In some states, fast-pitch Softball is classified according to a pitcher's ability. Those who have competed in Pennsylvania or who have seen Ty Stofflet throw know that these classifications are C, B, A, major and Ty Stofflet. Thanks to your article, everyone will now know that Stofflet is in a class above the rest in all other ways, too. And thanks to Jack McCallum's great article, I now know of another restaurant in Dutch country where I can "eat 'til my stomach ouches" me. McCallum touched the hearts of fast-pitch enthusiasts across the country.

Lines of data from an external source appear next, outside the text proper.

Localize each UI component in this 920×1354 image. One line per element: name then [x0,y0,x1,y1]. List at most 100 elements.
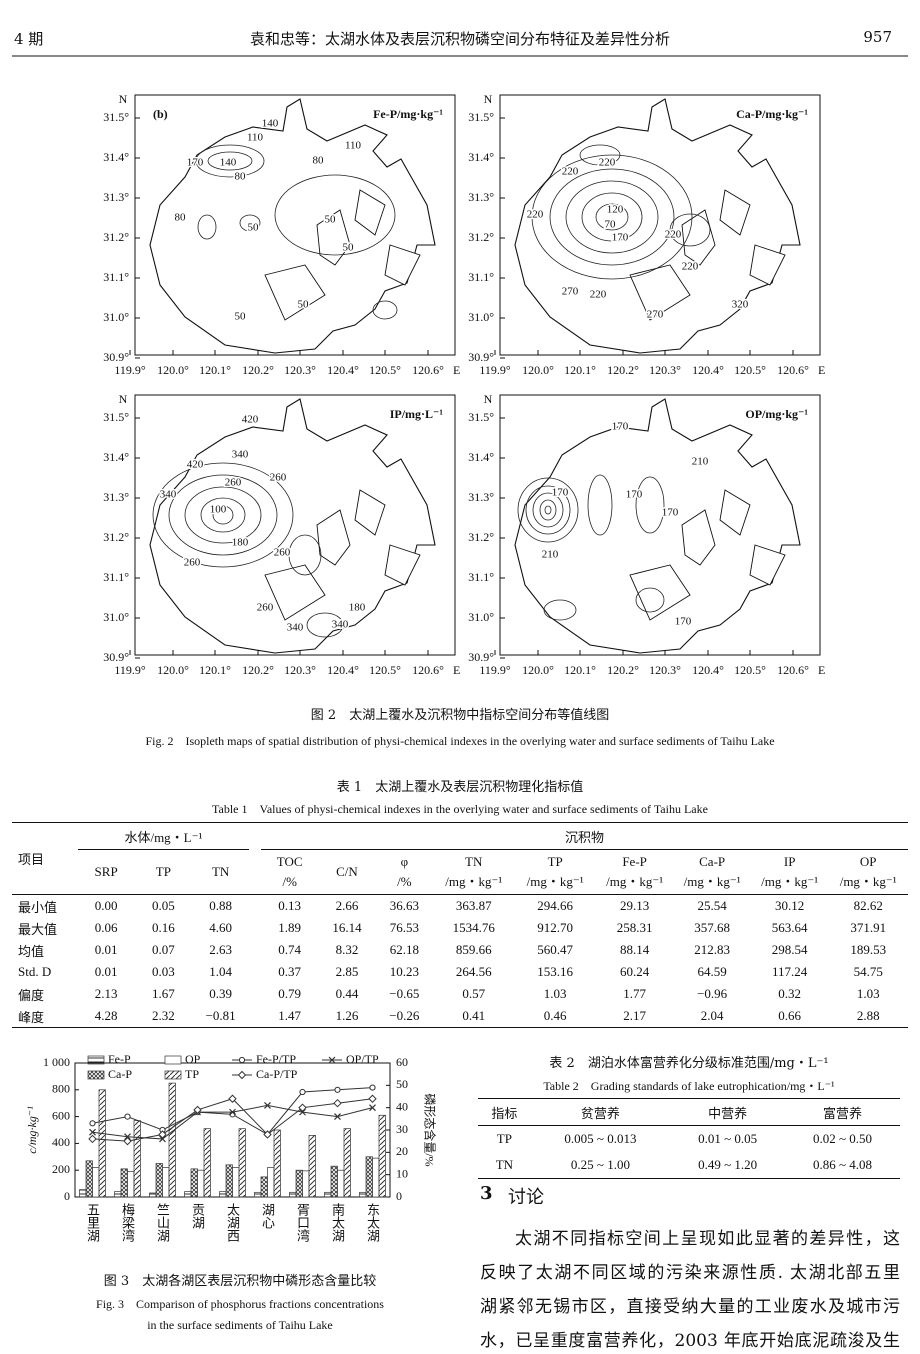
contour-label: 170 [612,421,629,433]
figure-caption: 图 3 太湖各湖区表层沉积物中磷形态含量比较 [103,1274,377,1289]
x-tick-label: 竺山湖 [155,1203,170,1242]
header-cell: IP/mg・kg⁻¹ [751,850,829,895]
header-cell: 中营养 [708,1105,748,1121]
table-cell: 0.49 ~ 1.20 [698,1157,758,1172]
contour-label: 220 [590,289,607,301]
land [264,264,326,321]
table-cell: 0.03 [151,964,175,979]
x-tick-label: 119.9° [479,663,511,677]
table: 指标 贫营养 中营养 富营养 TP 0.005 ~ 0.013 0.01 ~ 0.05 0.0… [478,1098,900,1179]
contour [532,492,564,528]
x-tick-label: 120.2° [242,663,274,677]
north-label: N [484,392,493,406]
map: IP/mg·L⁻¹ N 31.5° 31.4° 31.3° 31.2° 31.1° 31.0°… [103,392,460,677]
contour-label: 170 [675,616,692,628]
contour [184,486,262,544]
bar [133,1120,141,1198]
table-cell: 1.03 [543,986,567,1001]
contour-label: 340 [332,619,349,631]
table-cell: 1.67 [151,986,175,1001]
contour-label: 50 [298,299,310,311]
table-caption: Table 2 Grading standards of lake eutrop… [543,1079,835,1093]
table-cell: 0.37 [278,964,302,979]
y-tick-label: 31.4° [103,150,129,164]
bar [162,1167,170,1198]
spacer [249,850,261,895]
table-cell: 10.23 [389,964,419,979]
x-axis-unit: E [818,663,825,677]
x-tick-label: 120.0° [157,663,189,677]
lake-outline [149,398,436,654]
y-tick-label: 31.0° [468,610,494,624]
bar [127,1171,135,1198]
y2-tick-label: 40 [396,1099,408,1113]
north-label: N [119,392,128,406]
header-cell: TP [135,850,192,895]
table-cell: 560.47 [537,942,574,957]
contour-label: 220 [682,261,699,273]
table-cell: 4.60 [209,920,233,935]
legend-label: OP [185,1052,201,1066]
contour [531,154,693,280]
table-cell: 2.88 [856,1008,880,1023]
bar [302,1170,310,1198]
land [629,564,691,621]
table-cell: 2.04 [700,1008,724,1023]
header-cell: 贫营养 [580,1105,620,1121]
point [88,1134,97,1144]
bar [225,1164,233,1198]
table-cell: 371.91 [850,920,887,935]
land [749,244,786,286]
table-wrap: 指标 贫营养 中营养 富营养 TP 0.005 ~ 0.013 0.01 ~ 0.05 0.0… [478,1098,900,1179]
bar [273,1129,281,1198]
bar [98,1089,106,1198]
map-title: IP/mg·L⁻¹ [390,407,444,421]
header-line: TN [465,854,483,869]
legend-label: Ca-P [108,1067,132,1081]
panel-label: (b) [153,107,168,121]
point [193,1105,202,1115]
x-tick-label: 东太湖 [365,1203,380,1242]
table-cell: 363.87 [455,898,492,913]
bar [203,1128,211,1198]
table-cell: 153.16 [537,964,574,979]
x-tick-label: 贡湖 [190,1203,205,1229]
bar [359,1191,367,1198]
x-tick-label: 120.6° [412,663,444,677]
contour-label: 110 [345,140,362,152]
figure-caption: in the surface sediments of Taihu Lake [147,1318,333,1332]
header-line: Ca-P [699,854,726,869]
table-cell: 均值 [18,943,45,959]
figure-caption: Fig. 2 Isopleth maps of spatial distribu… [145,734,775,748]
header-line: TP [547,854,563,869]
table-cell: 76.53 [389,920,419,935]
x-tick-label: 120.5° [369,663,401,677]
bar [308,1135,316,1198]
contour-label: 260 [274,547,291,559]
x-axis-unit: E [453,663,460,677]
table-cell: 0.74 [278,942,302,957]
land [384,544,421,586]
table-cell: 0.88 [209,898,233,913]
y-tick-label: 800 [52,1082,70,1096]
contour-label: 50 [343,242,355,254]
table-cell: 82.62 [853,898,883,913]
figure-caption: 图 2 太湖上覆水及沉积物中指标空间分布等值线图 [310,708,610,723]
bar [120,1168,128,1198]
contour-label: 180 [232,537,249,549]
table-cell: −0.81 [205,1008,236,1023]
land [264,564,326,621]
point [369,1084,376,1091]
header-cell: OP/mg・kg⁻¹ [828,850,908,895]
y-tick-label: 31.1° [103,270,129,284]
table-cell: 2.66 [335,898,359,913]
y-tick-label: 30.9° [468,650,494,664]
contour-label: 270 [647,309,664,321]
table-wrap: 项目 水体/mg・L⁻¹ 沉积物 SRP TP TN TOC /% C/N φ /% TN/mg・kg… [12,822,908,1028]
contour [274,174,396,256]
contour-label: 340 [160,489,177,501]
section-title: 讨论 [508,1187,544,1208]
y-tick-label: 31.1° [468,570,494,584]
point [228,1094,237,1103]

I played some fast-pitch softball while growing up in Ocala, Fla. I loved the game and held all pitchers in awe. How they could throw that hard underhand and still have control was beyond me. Thanks for giving the game in general and Ty Stofflet in particular the recognition both deserve. Now you need to write an article on the man who catches for Stofflet—he must be a super athlete!
THE REV. DOUG MOORE
?For the past five seasons, Stofflet's catcher has been Carl Solarek, a three-time Amateur Softball Association All-America. His manager, Rocco Santilli, calls Solarek "the best defensive catcher in the country."—ED.
With such impressive pitching statistics, it isn't surprising that Ty Stofflet prefers the tempo of fast-pitch to that of slow-pitch. Why shouldn't he—he's involved in every play. But what about the fielders behind him who might legitimately wonder if the ball will ever be hit in their direction? Some fun to take your position in the field and watch an endless line of "would-be hitters" either strike out or meekly ground out!

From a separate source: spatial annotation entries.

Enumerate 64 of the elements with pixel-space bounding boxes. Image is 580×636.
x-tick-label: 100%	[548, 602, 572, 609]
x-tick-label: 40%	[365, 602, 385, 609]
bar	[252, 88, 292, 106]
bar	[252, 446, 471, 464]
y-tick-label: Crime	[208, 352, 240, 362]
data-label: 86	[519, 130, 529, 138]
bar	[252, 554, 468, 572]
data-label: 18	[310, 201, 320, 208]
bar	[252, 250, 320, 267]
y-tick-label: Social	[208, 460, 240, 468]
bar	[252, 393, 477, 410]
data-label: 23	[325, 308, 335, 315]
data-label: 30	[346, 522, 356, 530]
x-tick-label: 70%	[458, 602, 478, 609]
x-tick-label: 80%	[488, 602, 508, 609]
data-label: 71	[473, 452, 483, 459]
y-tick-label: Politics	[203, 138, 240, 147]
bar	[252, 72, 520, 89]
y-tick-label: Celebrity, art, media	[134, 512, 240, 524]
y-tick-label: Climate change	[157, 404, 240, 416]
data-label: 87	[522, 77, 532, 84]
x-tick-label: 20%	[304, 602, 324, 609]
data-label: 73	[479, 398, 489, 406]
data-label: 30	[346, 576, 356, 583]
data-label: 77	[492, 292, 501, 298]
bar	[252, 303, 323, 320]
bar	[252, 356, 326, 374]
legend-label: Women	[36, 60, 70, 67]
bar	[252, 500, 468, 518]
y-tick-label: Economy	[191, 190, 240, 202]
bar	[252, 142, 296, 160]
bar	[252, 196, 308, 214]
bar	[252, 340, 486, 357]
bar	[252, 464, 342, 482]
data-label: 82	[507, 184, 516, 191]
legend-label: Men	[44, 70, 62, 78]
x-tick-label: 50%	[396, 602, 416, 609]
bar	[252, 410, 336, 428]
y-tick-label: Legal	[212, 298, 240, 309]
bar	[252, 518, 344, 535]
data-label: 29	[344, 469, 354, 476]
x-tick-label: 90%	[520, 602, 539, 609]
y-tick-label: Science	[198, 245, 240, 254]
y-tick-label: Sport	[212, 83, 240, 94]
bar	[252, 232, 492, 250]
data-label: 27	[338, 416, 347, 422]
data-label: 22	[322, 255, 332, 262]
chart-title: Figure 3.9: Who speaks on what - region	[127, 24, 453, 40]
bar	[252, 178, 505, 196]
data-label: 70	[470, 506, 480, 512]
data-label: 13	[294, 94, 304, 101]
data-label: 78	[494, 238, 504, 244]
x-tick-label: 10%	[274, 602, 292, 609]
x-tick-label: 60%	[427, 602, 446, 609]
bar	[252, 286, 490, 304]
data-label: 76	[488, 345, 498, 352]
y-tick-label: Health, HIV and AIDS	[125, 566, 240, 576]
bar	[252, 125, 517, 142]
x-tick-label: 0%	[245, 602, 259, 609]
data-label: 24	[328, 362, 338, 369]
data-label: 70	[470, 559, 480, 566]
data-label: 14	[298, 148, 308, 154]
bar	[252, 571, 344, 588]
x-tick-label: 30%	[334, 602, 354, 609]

In slow-pitch, being able to hit the ball is fun, but that's only half of the game. The other half is when you're in the field and you know that every batter is going to make "contact" with the ball, which means there is a chance for running, fielding and throwing with every at bat.

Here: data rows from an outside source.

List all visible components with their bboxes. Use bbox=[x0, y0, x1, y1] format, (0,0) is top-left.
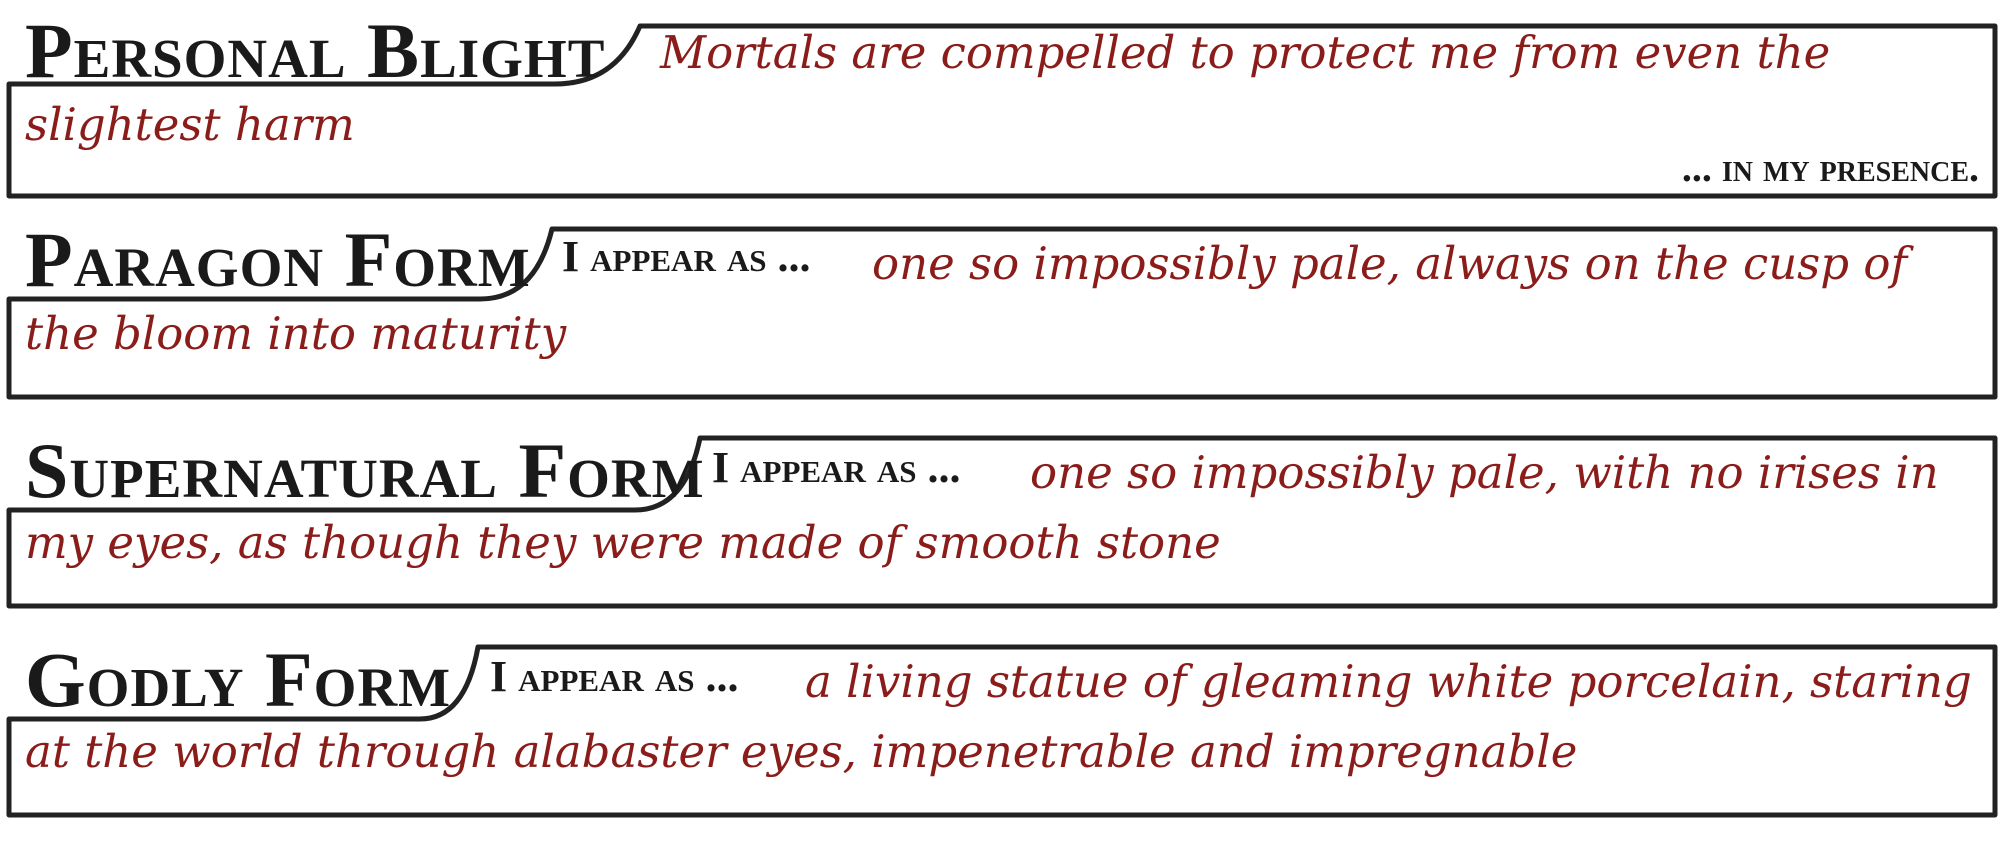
description-line-1: a living statue of gleaming white porcel… bbox=[805, 655, 1972, 708]
section-supernatural-form: Supernatural Form I appear as ... one so… bbox=[0, 427, 2001, 634]
section-title: Godly Form bbox=[25, 636, 452, 723]
description-line-2: at the world through alabaster eyes, imp… bbox=[25, 725, 1578, 778]
appear-prefix: I appear as ... bbox=[490, 652, 739, 701]
section-title: Supernatural Form bbox=[25, 427, 705, 514]
appear-prefix: I appear as ... bbox=[712, 443, 961, 492]
description-line-2: the bloom into maturity bbox=[25, 307, 567, 360]
section-frame bbox=[6, 644, 1998, 818]
section-frame bbox=[6, 23, 1998, 199]
description-line-1: one so impossibly pale, with no irises i… bbox=[1030, 446, 1939, 499]
description-line-1: one so impossibly pale, always on the cu… bbox=[872, 237, 1908, 290]
section-frame bbox=[6, 435, 1998, 609]
section-personal-blight: Personal Blight Mortals are compelled to… bbox=[0, 12, 2001, 220]
section-frame bbox=[6, 226, 1998, 400]
description-line-2: my eyes, as though they were made of smo… bbox=[25, 516, 1221, 569]
section-paragon-form: Paragon Form I appear as ... one so impo… bbox=[0, 221, 2001, 425]
section-godly-form: Godly Form I appear as ... a living stat… bbox=[0, 636, 2001, 843]
section-title: Paragon Form bbox=[25, 216, 531, 303]
appear-prefix: I appear as ... bbox=[562, 232, 811, 281]
description-line-1: Mortals are compelled to protect me from… bbox=[660, 26, 1831, 79]
presence-suffix: ... in my presence. bbox=[1681, 145, 1979, 190]
section-title: Personal Blight bbox=[25, 7, 606, 94]
description-line-2: slightest harm bbox=[25, 98, 355, 151]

With a good fast-pitch pitcher like Stofflet, a team could hide three lead gloves in the field and never be hurt. In slow-pitch, one fielder with cement hands is soon found and exploited.
As you might guess, I am a strong advocate of slow-pitch. I'm still trying to get the cobwebs out of my glove from my fast-pitch days.
DENNIS L. GREENHAW
Slow-pitch softball is growing by leaps and bounds because it's fun to watch something more than a great pitcher and catcher dominate a game. Stofflet can have his form of softball, but tell him not to forget to wake up the fans at the end of the game so they can go home.
BRYANT C. TAYLOR
Although I enjoyed your article on Tom Cousineau ("You Made a Wise Choice," May 21) and thought that Douglas S. Looney did an excellent job of writing, there appears to be a mistake. Looney states that, since the NFL draft was initiated in 1936, Ohio State's Cousineau is only the second linebacker to be drafted No. 1, the first having been Texas' Tommy Nobis, by Atlanta in 1966. However, according to us Philadelphia Eagle fans and a book by Jack McCallum and Chuck Bednarik called Bednarik: Last of the Sixty-Minute Men, Penn's Bednarik was the first linebacker to be drafted No. 1 by an NFL team (the Eagles in 1949). This would make Cousineau the third linebacker so chosen.
?Officially, Bednarik was drafted as a center, not a linebacker, but he played both ways. At Penn, Bednarik averaged 58 minutes a game. And during his 14-year pro career he continued to play both ways, although he was chiefly renowned as a linebacker, a position at which he was a seven-time All Pro.—ED.